The Problem with Streaming
In a streaming system, failures are not exceptions — they are the norm. A job restarts, a network blips, a downstream sink times out. The question is: what happens to the data in flight?
There are three possible guarantees:
- At-most-once — data may be lost, never duplicated
- At-least-once — data may be duplicated, never lost
- Exactly-once — data is processed precisely once, even across failures
Flink provides exactly-once end-to-end, which is surprisingly hard to achieve in a distributed system.
Chandy-Lamport Snapshots
Flink’s checkpointing is based on the Chandy-Lamport algorithm for distributed snapshots. The key insight: you don’t need to stop the world to take a consistent snapshot. You just need to inject a marker (a “barrier”) into the data stream.

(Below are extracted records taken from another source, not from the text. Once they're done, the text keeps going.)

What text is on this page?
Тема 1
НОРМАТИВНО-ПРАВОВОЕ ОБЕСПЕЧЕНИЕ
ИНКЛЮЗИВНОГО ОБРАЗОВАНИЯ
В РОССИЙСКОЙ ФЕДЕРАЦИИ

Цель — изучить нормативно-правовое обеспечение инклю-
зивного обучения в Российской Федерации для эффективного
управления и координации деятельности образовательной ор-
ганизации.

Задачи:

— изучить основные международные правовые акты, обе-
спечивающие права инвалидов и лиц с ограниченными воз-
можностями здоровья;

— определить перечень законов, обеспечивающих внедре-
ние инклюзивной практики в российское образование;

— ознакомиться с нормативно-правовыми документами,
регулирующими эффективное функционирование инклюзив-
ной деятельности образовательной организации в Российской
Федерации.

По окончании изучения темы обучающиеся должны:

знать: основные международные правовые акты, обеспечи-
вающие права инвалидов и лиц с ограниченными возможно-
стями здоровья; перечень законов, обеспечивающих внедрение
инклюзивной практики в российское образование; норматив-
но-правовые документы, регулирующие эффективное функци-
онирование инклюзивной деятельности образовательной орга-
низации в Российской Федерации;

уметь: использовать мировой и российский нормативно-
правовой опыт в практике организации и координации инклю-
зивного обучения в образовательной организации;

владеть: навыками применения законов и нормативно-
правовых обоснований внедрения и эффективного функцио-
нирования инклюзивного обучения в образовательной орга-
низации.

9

Source → [data] [data] [BARRIER-42] [data] [data] →
When an operator receives a barrier:
- It finishes processing all data that arrived before the barrier
- It snapshots its own state to durable storage (S3, HDFS, etc.)
- It forwards the barrier downstream
When all operators have processed barrier 42, checkpoint 42 is complete. Flink now knows: “if I restart from this checkpoint, I can replay from Kafka offset X and the world will be consistent.”
Two-Phase Commit for Sinks
Exactly-once at the source is not enough — you also need the sink to not write duplicates on restart. Flink handles this with a two-phase commit protocol for transactional sinks.
For a Kafka sink:
- Pre-commit — on checkpoint, open a Kafka transaction and buffer records
- Commit — when checkpoint completes successfully, commit the Kafka transaction
- Abort — if the job fails before commit, the transaction is rolled back
# Flink's KafkaSink uses exactly-once by default
sink = KafkaSink.builder() \
.set_bootstrap_servers("kafka:9092") \
.set_record_serializer(...) \
.set_delivery_guarantee(DeliveryGuarantee.EXACTLY_ONCE) \
.build()
The Trade-off
Exactly-once isn’t free. Checkpointing adds latency (you wait for state to flush to storage), and two-phase commit holds Kafka transactions open between checkpoints, which can cause consumer lag to appear inflated.
For most use cases, a checkpoint interval of 1–5 minutes is a reasonable balance between recovery granularity and overhead.
Conclusion
Flink’s exactly-once guarantee is elegant: instead of coordinating a global snapshot, it injects lightweight barriers into the stream and lets each operator checkpoint asynchronously. The result is a system that recovers cleanly from failures without double-counting or data loss — which is exactly what you need when your data drives financial reports or user-facing metrics.